KWS ranks at the bottom of the Global Index of Field Crop Seed Companies. It exhibits some strengths in Genetic Resources & Intellectual Property in the form of support for local gene banks in Peru and Ethiopia. Overall, however, its disclosure is poor and it could do more to link its activities to the needs of smallholder farmers in Index countries.

Operations in Scope
  • Countries in Scope
  • Company Presence
  • Production Locations
  • Breeding Station/R&D
Index Field Crops in Portfolio
Leading Practices

    KWS supports research capacity building in Peru through knowledge sharing and training sessions with gene bank scientists on genotype analysis and the identification of duplicates.

    It also assists local gene banks in Peru with maize and quinoa and in Ethiopia with wheat and barley, by sharing its experience of conserving and using genetic resources. In addition to developing the skills of researchers, the company donates parent material for crossing and/or provides equipment and financial support for field trials.

Areas for Improvement

    KWS is encouraged to increase its disclosure across all measurement areas and better linking its activities to the needs of smallholder farmers. Given its product portfolio, the company could also consider becoming more active in breeding for smallholder farmers in Index countries.

Notable Findings

    KWS states that it financially supports the International Treaty on Plant Genetic Resources for Food and Agriculture.

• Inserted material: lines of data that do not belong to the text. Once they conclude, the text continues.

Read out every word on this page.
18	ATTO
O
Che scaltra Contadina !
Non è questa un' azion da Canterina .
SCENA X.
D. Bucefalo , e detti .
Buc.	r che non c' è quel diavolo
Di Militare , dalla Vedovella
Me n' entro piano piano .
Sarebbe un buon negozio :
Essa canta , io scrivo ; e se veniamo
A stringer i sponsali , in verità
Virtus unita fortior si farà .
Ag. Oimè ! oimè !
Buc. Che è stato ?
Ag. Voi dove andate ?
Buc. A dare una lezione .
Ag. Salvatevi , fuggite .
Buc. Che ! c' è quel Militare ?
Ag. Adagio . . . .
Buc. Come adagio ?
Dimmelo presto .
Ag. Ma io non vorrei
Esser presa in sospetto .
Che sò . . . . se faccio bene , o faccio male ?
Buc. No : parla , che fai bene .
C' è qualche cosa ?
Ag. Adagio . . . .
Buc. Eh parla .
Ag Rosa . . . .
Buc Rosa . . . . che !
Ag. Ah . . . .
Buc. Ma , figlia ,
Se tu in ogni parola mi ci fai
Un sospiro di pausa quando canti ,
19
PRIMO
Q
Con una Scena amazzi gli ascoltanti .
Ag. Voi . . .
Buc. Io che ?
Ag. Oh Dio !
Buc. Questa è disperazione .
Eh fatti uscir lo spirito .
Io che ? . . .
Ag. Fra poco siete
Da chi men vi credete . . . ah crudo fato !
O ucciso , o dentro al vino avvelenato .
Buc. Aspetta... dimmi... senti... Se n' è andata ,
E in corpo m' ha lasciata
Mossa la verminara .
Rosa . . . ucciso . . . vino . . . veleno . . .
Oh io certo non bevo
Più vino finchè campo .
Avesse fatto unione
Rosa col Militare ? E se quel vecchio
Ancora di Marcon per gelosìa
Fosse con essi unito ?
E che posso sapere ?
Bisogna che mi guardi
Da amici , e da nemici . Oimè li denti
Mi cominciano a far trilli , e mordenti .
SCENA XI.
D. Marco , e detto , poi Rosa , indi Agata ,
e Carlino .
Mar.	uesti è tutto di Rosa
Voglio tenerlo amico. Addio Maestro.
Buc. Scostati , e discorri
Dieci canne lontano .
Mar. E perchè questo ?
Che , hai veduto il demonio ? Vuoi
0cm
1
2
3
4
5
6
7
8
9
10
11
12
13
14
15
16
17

    The company discloses a commitment to seed quality for all the countries where it is active, stating that its seeds must fulfill statutory requirements for purity and germination capacity and must be officially approved. It also states that the guidelines of the EC, OECD or International Seed Testing Association (ISTA) must be fulfilled depending on the seeds’ country of destination, but that it pursues and enforces ‘far higher standards of quality throughout the group’.